Tanto mi parlò bene Raoul del Prof. Cantarini che volli mettere Filologia Slava nel piano di studi. Quando presentai la carta per l’approvazione, il Prof. Giovanni De Santis, docente di Geografia, poi trasferito all’Università di Verona, incrociando, questa volta, anche la geografia della mia vita, ebbe un attimo di apparente perplessità, ma poi appose la firma.

Le lezioni di Aldo Cantarini si tenevano nel primissimo pomeriggio e il suo aspetto imponente già immetteva nel clima dell’Europa Orientale, in questo caso di scrittura cirillica. Perché non era l’Est-Europeo gravitante sull’Europa atlantica, ma l’Oriente dell’ortodossia che il Professore spiegava con diligenza all’interno del corso. Soluzione che poteva permettersi perché la filologia slava è impastata di conoscenze sacre, a differenza di quella romanza, dove fui bocciato dalla Prof.ssa Barbara Spaggiari, il 3 febbraio 1999. Date che non si dimenticano. Invece di presentarmi di nuovo, con maggiore preparazione, alla sessione successiva m’iscrissi a Storia della Linguistica, con il Prof. Domenico Santamaria.

Per ragioni di anni sabbatici, non ho potuto dare l’esame con il Prof. Cantarini. Ma diedi ugualmente Filologia Slava, con la Prof.ssa Olga Simcic, originaria di Fiume. Lo stile era quello del venerando professore di Desenzano, ma romano di adozione, con la disciplina che diventava, anche se non potevo dirlo a squarciagola, storia della Chiesa. Da un orientale con la passione dell’ortodossia, passavo ad una croata che aveva respirato la solidità di Maria Teresa d’Austria.

Però mi ritrovai il Prof. Cantarini nella commissione di laurea, nella Perugia dove sono presenti gli strascichi della contestazione intrisi di una specie di scudo protettivo contro i fastidi della goliardia. Quel giorno i professori andavano in borghese, in abiti dignitosi e il Prof. Cantarini sfoggiava la ben curata barba come un pope. Era nella commissione in quanto relatore di Raoul. Per il sottoscritto c’erano i Proff. Corrado Fratini e Giancarlo Gentilini, relatore e correlatore e quest’ultimo mi disse poco prima: “Sarò l’avvocato del diavolo, ma sarò un buon diavolo”, scherzando sul frasario del mondo in cui sarei entrato non molto dopo.

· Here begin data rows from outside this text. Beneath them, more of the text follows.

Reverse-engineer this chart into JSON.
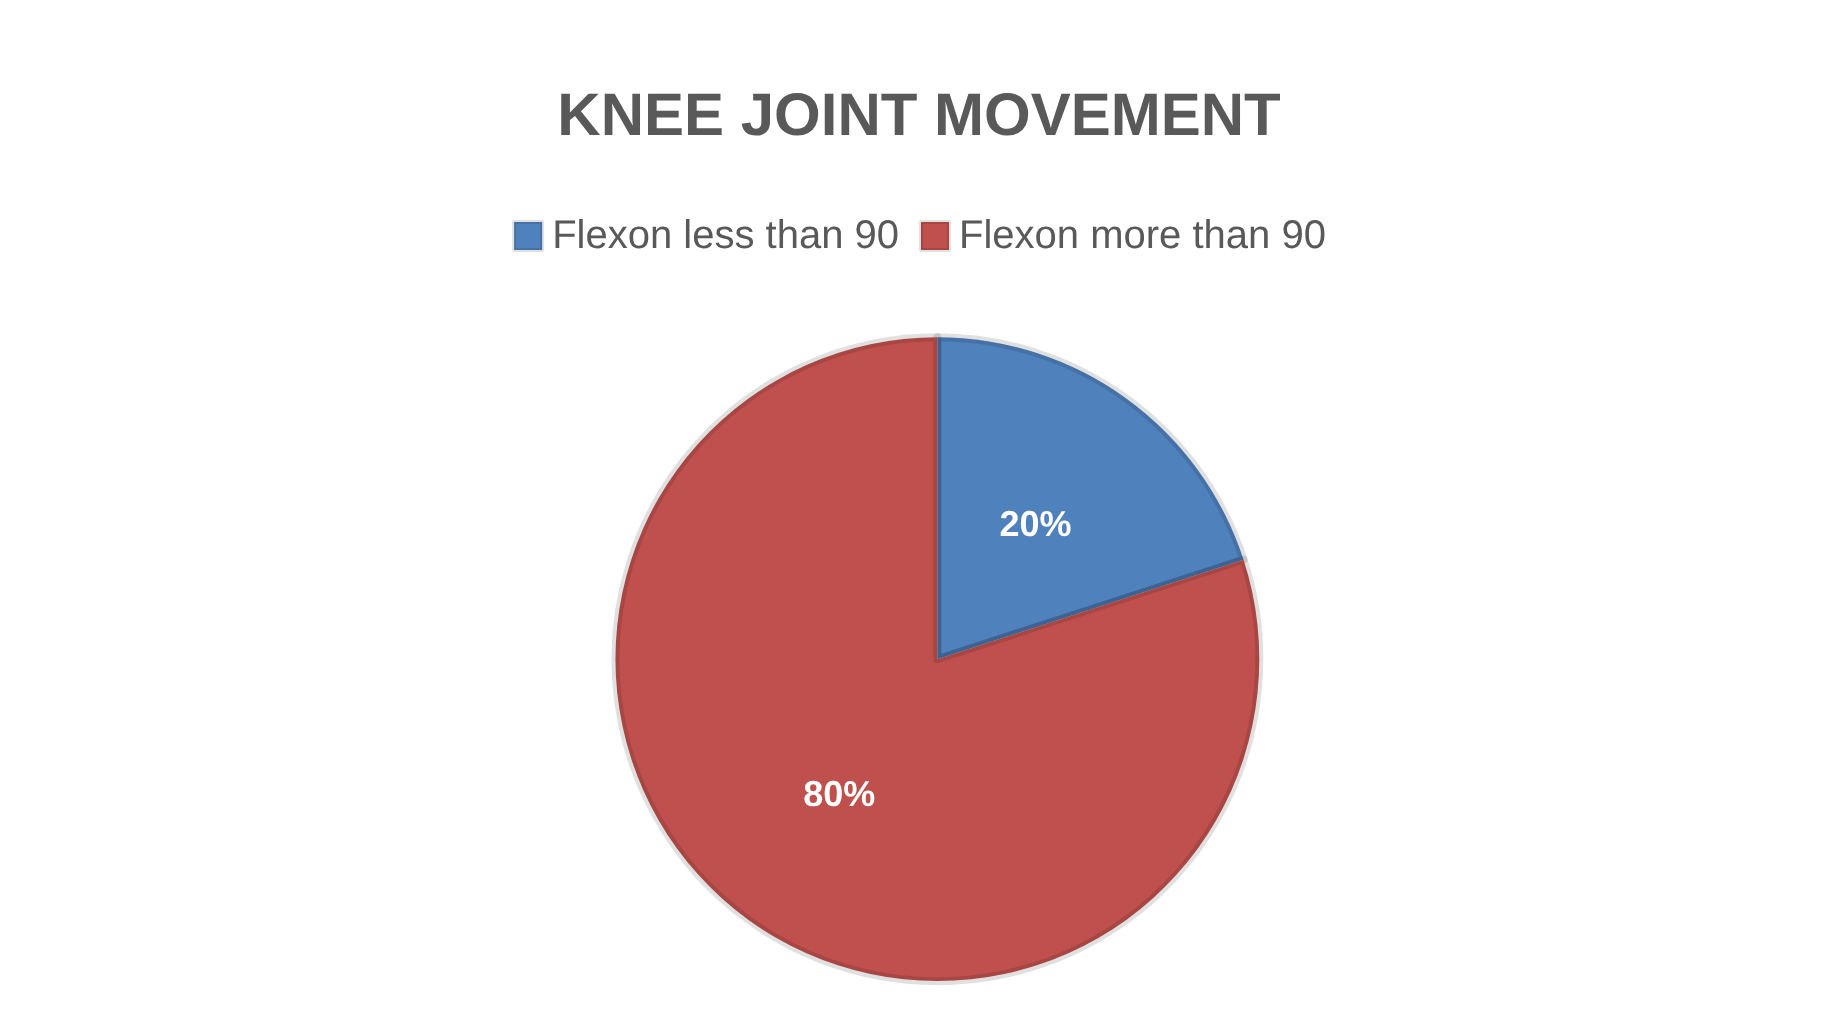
{
  "chart_data": {
    "type": "pie",
    "title": "KNEE JOINT MOVEMENT",
    "categories": [
      "Flexon less than 90",
      "Flexon more than 90"
    ],
    "values": [
      20,
      80
    ],
    "colors": [
      "#4f81bd",
      "#c0504d"
    ],
    "value_labels": [
      "20%",
      "80%"
    ],
    "legend": "top"
  }
}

Non ebbi molte altre occasioni di incontrare Aldo Cantarini. Il tramite era sempre Raoul con cui continuavo la corrispodenza epistolare, prima della conversione alla posta elettronica. Poi un giorno mi arrivò la comunicazione, sempre dall’amico di Marcellano: il Professore è morto. Poiché il giorno della nascita al Cielo distava tre giorni da quello di mio nonno Santino che veglia su di me dal Paradiso più di ogni altro, mi è stato sempre facile ricordarlo, ogni anno, sia pure con una giaculatoria telegrafica, con quella “mezza Ave Maria” raccomandata dal poeta Raffaele Fraticelli.

La cifra tonda poteva essere occasione per un bel convegno di studio a Perugia, dove ha profuso le migliori energie con uno stuolo di alunni, alle prese con ulteriori esami, aggiornamenti e concorsi, ma sempre consapevoli di aver avuto e avere ora dal Cielo, un grande maestro.

Purtroppo la dimenticanza è uno sport nazionale, e l’Italia è tra le prime in classifica. Forse a qualcuno sembrerò deamicisiano, sottolineando i professori e il passato che non torneranno più, ma la gratitudine è una virtù che dobbiamo e vogliamo conservare e custodire.

Grazie Prof. Cantarini perché attraverso le letterature dell’Est Europeo hai svolto una catechesi, per tutti noi studenti, sparsi in vari angoli della terra.